A driver of a military vehicle is exposed to whole-body vibration when driving in field terrain conditions, and the driver’s muscles become tired. Muscle fatigue occurs most strongly near both ...shoulders, which must be used to steer the vehicle in the target direction. The degree of a muscle fatigue is predicted to correlate with the exposure amount of the human body to vibration.

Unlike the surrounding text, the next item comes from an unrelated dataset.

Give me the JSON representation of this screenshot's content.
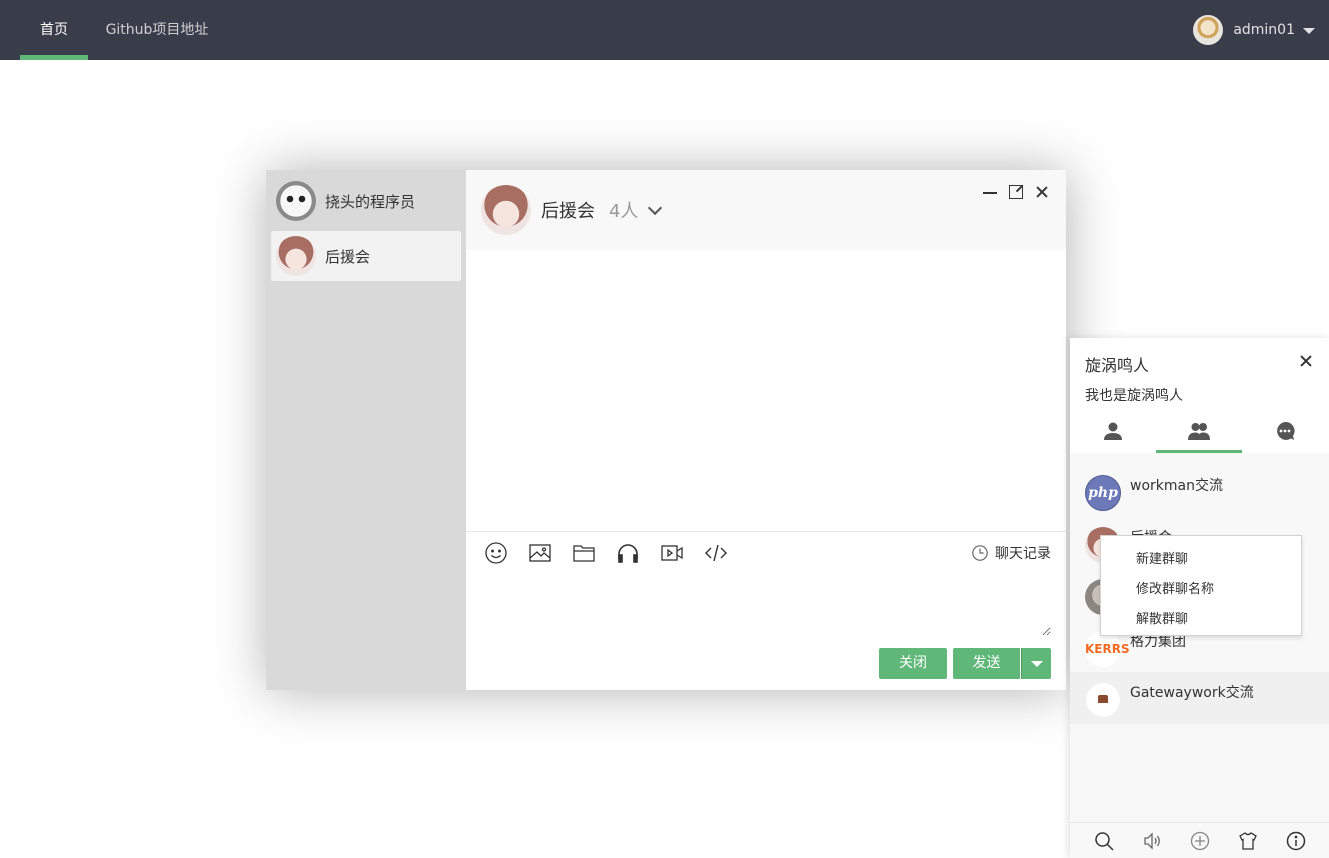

In this study, the vibration driving a military vehicle on a field terrain test road was simulated using a 6-degree-of-freedom (DOF) exciter, and the muscle fatigue was analyzed by measuring electromyography (EMG) signals from subjects before and after the vibration exposure. Surface EMG (sEMG) measurements were taken at the deltoid and trapezius muscles of subjects for the muscle fatigue analysis. Before and after the vibration exposure, the Maximal Voluntary Contraction (MVC) state was determined. The change of the median frequency of the sEMG signal was measured in this state and analyzed. The output values of the sEMG signal at MVC decreased after the vibration exposure, suggesting reduced muscle activation. The change of the median frequency value after the vibration exposure was sharply reduced, which means that the muscles are fatigued more rapidly with the same load.